Display modes are extremely useful in any scenario where multiple views for the same action can be selected based on run time conditions.

Display Mode is logically the same as a style sheet except that it deals with HTML views instead of CSS styles. A display mode is a query expression that selects a specific view for a given controller action. In much the same way, the Web browser on the client processes CSS media query expressions and applies the appropriate style sheet; a display mode in server-side ASP.NET MVC processes a context condition and selects the appropriate HTML view for a given controller action.
Display modes are extremely useful in any scenario where multiple views for the same action can be selected based on run-time conditions. The most compelling scenario, however, is associated with server-side device detection and view routing. By default, starting with ASP.NET MVC 4, any Razor view can be associated with a mobile-specific view. The default controller action invoker automatically picks up the mobile-specific view if the user agent of the current request is recognized as the user agent of a mobile device. This means that if you have a pair of Razor views such as index.cshtml and index.mobile.cshtml, the latter will be automatically selected and displayed in lieu of the former if the requesting device is a mobile device. This behavior occurs out of the box and leverages display modes. Display modes can be customized to a large extent. Here’s an example:
var tablet = new DefaultDisplayMode("tablet")
{
   ContextCondition = (c => IsTablet(c.Request))
};
var desktop = new DefaultDisplayMode("desktop")
{
   ContextCondition = (c => return true)
};
displayModes.Clear();
displayModes.Add(tablet);
displayModes.Add(desktop);
The preceding code goes in the Application_Start event of global.asax and clears default existing display modes and then adds a couple of user-defined modes.

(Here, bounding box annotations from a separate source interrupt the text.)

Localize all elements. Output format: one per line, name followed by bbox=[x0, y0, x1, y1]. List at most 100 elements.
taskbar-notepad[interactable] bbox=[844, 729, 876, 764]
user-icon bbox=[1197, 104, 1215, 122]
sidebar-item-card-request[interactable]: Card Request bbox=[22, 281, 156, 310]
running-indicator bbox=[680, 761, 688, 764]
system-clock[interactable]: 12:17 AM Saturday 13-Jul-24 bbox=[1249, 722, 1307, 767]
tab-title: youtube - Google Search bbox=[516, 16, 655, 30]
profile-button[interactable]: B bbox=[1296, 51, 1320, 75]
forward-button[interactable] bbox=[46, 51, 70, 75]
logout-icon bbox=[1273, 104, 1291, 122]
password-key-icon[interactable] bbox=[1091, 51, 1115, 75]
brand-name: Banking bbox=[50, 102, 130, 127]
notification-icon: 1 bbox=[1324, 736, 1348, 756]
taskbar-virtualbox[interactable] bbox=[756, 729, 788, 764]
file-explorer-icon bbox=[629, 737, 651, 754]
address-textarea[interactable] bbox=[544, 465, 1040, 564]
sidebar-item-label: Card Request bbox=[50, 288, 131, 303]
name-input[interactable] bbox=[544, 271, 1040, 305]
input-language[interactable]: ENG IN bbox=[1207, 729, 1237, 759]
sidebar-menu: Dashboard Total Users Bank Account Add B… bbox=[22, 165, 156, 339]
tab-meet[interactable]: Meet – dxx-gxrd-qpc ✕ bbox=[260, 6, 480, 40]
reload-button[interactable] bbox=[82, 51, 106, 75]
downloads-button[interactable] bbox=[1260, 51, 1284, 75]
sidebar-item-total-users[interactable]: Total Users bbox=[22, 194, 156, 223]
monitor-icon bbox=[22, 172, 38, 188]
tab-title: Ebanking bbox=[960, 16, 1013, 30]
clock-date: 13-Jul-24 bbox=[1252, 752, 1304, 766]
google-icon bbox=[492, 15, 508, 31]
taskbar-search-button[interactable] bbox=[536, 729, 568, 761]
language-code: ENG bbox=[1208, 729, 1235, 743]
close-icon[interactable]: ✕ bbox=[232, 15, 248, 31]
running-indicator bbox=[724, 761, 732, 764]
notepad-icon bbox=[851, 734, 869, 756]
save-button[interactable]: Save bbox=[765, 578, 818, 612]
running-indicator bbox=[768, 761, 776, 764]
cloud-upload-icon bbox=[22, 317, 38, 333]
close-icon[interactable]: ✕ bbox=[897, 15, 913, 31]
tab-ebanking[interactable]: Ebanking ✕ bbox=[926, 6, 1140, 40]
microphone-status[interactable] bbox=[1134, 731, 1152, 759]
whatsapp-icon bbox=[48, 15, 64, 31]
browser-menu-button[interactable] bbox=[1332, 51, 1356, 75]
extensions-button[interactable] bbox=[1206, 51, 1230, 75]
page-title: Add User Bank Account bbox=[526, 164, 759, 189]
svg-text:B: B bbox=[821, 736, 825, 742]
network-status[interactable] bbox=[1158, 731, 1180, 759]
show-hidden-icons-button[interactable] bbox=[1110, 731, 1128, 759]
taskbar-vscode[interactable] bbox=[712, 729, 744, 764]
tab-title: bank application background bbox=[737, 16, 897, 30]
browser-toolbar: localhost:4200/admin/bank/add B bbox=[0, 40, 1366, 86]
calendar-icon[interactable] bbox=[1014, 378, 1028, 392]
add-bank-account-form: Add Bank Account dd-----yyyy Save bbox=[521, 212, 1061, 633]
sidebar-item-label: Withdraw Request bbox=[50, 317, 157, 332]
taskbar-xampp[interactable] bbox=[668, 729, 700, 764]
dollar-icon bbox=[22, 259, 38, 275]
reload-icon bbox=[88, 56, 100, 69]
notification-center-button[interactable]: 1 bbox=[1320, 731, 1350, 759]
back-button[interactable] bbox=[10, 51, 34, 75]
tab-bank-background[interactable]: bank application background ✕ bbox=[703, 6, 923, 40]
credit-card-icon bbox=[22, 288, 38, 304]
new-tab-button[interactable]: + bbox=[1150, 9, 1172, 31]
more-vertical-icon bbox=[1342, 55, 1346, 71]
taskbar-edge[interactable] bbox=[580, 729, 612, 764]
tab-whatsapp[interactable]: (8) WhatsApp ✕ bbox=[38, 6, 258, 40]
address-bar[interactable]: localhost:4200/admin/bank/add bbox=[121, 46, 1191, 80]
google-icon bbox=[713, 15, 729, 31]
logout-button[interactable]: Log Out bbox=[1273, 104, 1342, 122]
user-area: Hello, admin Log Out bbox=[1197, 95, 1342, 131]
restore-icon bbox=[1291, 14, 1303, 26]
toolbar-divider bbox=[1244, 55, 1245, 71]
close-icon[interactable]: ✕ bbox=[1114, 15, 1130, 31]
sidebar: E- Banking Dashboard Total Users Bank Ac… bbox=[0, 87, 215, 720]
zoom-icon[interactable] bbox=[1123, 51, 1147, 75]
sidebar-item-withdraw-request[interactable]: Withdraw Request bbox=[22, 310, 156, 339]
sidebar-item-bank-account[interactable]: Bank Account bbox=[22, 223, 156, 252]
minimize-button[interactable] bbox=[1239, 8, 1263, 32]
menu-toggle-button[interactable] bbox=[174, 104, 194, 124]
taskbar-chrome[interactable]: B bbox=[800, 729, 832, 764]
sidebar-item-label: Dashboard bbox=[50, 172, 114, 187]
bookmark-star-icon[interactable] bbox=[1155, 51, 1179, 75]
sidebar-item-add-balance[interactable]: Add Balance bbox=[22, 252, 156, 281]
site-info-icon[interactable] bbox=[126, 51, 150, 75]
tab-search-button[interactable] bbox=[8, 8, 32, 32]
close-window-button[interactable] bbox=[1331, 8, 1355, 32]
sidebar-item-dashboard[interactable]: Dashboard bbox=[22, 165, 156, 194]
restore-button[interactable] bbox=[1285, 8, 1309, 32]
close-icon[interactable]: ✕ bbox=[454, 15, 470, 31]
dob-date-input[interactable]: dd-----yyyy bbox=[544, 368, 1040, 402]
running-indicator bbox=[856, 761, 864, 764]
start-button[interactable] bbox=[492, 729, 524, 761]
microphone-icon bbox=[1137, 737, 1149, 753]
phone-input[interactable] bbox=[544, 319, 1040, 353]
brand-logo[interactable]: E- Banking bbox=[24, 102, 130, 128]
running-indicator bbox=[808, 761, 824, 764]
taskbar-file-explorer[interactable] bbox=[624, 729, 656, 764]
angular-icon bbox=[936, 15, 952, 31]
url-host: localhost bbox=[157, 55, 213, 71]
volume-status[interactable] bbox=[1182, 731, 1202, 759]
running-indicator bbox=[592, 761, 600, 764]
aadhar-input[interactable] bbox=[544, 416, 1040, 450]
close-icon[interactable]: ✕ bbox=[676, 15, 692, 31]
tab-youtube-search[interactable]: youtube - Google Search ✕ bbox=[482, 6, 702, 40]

A display mode is associated with a suffix and a context condition. Display modes are evaluated in the order in which they’re added until a match is found. If a match is found—that is, if the context condition holds true—then the suffix is used to complete the name of the view selected. For example, if the user agent identifies a tablet, then index.cshtml becomes index.tablet.cshtml. If no such Razor file exists, the view engine falls back to index.cshtml.